Silent Running is a film that now divides people more than ever, 40 years on from its initial release. Those watching it expecting an action packed science fiction film in the vein of Star Wars will be disappointed. This is a surprisingly tender film, wrapped up in a sci-fi skin. The film was directed by Douglas Trumbull, who had been chief special effects supervisor on Kubrick's epic 2001 - A Space Odyssey
, but this was his first film on his own (still at the surprisingly young age of 29). One of the first things that impresses is the standard of effects throughout. Yes, to a modern audience, and considering the extra definition afforded by Blu-ray, there's some scenes that look less than convincing, but on the whole it still holds up well. The story itself is deceptively simple: four men are the crew of the space-station Valley Forge, a vessel containing the last forests from the Earth, now a swelteringly hot planet. As they orbit Saturn, the call comes from Earth that they are to jettison and destroy the domes housing these forests. This is too much for the environmental botanist Freeman Lowell (played by Bruce Dern), and the rest of the film follows his plight to save these forests.
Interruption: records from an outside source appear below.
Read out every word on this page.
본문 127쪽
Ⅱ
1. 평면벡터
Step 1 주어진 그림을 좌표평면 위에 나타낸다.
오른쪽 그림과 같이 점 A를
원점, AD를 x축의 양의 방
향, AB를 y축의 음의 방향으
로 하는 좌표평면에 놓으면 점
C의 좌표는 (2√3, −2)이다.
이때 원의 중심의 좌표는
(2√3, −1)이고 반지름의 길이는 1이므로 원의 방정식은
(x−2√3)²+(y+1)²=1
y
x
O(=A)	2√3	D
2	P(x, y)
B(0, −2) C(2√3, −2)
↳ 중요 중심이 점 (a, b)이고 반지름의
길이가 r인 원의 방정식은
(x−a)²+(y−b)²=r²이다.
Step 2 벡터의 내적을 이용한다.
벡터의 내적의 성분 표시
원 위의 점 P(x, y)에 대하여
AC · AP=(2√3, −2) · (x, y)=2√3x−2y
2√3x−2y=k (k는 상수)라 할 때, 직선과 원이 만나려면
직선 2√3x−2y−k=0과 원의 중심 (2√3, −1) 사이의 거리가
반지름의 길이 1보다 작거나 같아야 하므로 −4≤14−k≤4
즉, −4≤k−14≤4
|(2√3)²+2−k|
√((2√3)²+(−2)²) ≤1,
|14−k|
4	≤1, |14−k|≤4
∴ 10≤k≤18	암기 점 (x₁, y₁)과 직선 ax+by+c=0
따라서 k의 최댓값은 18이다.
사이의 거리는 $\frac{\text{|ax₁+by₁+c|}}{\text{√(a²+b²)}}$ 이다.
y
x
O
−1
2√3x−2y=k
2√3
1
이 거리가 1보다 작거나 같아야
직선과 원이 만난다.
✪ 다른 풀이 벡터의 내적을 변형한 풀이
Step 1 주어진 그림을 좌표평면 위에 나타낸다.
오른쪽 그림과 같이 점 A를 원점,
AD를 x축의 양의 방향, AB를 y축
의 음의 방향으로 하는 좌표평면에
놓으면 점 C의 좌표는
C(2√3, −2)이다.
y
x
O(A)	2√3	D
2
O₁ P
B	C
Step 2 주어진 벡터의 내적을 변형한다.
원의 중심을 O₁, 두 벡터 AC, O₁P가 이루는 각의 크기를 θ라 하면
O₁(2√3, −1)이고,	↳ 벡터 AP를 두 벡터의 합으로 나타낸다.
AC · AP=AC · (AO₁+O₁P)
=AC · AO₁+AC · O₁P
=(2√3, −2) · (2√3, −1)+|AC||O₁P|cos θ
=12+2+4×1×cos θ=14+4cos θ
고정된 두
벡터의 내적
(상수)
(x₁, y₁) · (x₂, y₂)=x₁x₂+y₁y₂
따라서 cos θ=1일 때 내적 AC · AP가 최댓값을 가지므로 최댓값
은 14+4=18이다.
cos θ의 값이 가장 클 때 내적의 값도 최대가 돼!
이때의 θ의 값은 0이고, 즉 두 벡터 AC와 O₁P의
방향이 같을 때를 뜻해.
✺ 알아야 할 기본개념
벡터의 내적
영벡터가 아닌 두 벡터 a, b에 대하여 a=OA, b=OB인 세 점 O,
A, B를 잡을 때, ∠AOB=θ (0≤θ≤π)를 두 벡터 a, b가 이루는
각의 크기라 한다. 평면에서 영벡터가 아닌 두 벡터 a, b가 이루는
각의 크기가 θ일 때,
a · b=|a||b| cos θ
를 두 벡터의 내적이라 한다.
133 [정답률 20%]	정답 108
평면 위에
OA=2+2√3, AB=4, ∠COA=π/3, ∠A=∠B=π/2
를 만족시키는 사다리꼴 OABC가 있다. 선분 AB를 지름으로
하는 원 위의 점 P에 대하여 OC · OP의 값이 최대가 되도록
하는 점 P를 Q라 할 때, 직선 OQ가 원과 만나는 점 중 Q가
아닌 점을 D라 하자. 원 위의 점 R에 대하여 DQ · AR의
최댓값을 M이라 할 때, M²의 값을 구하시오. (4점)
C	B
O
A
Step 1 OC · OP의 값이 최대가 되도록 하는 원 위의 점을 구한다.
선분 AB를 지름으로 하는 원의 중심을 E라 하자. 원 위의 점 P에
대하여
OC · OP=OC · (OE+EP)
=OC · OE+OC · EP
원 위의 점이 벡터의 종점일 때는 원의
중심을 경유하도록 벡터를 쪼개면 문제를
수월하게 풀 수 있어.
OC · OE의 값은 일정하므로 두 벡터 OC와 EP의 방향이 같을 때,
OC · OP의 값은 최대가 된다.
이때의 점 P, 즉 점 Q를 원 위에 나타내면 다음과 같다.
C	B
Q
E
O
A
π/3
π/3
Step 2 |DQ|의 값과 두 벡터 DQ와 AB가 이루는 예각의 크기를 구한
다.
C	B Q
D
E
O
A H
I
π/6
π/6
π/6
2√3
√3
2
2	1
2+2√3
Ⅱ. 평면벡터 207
One of the highlights is actor Bruce Dern, who by the nature of the film ends up carrying much of it himself. He's an immensely watchable actor, and though he's not playing the most sympathetic of characters, you understand why Lowell is going to the extremes that he does. The crew are accompanied by three service drones, Huey, Louie and Dewey, and because of their unconventional size, Trumbull hired three double-amputees to play the robots. Again, with few actors in the film, the drones are characters themselves, and are one of the most memorable things about it. So, though it's slow by today's standards and won't be to everyone's taste, the acting, special effects, and more to the point, the environmental message, are spot on: this is an excellent film which deserves to be seen. Also, it's one of Mark Kermode's favourite films. Make of that what you will.
This is a Limited Edition Blu-ray only release as part of Eureka Entertainment's superb Masters of Cinema Series. Part of a deal with Universal to celebrate the studios' centenary in 2012, this has been given an fantastic release (ironically far better than that which is afforded to most of Universal's in-house releases). The picture itself is one of the best I've seen of a 70s film on Blu-ray, sharp throughout, with strong, vibrant colours. On the very odd occasion the image is almost overcome with very strong grain, but this is undoubtedly an issue with the film stock itself. There's a DTS-HD Master Audio track in English, as well as an isolated music and effects track, both of which have no problems. Special features are numerous, but it should be noted that they are all in SD. First of all, there is an audio commentary with Trumbull and actor Bruce Dern which is certainly informative, if not one of the most exciting commentaries I've ever heard. There's also a contemporary and refreshingly candid 1972 on-set documentary which lasts 50 minutes, covering all aspects of the production, such as the problems of shooting a film on an abandoned US aircraft carrier. There are also two video pieces with Trumbull, totalling well over half an hour, as well as a conversation with Bruce Dern lasting 10 minutes and an original trailer. Finally, this wouldn't be a Masters of Cinema release if there wasn't a booklet inside, and in this case we get a 48-page colour booklet full of production photos (from Trumbull himself) and memories from the cinematographer, special designs coordinator and composer.
Especially as this is a Limited release (a condition apparently imposed by Universal) anyone with an interest in 70s sci-fi, or looking for a sci-fi film with real emotion should not hesitate to pick this up, as this will undoubtedly become very difficult (and expensive) to get hold of in the future.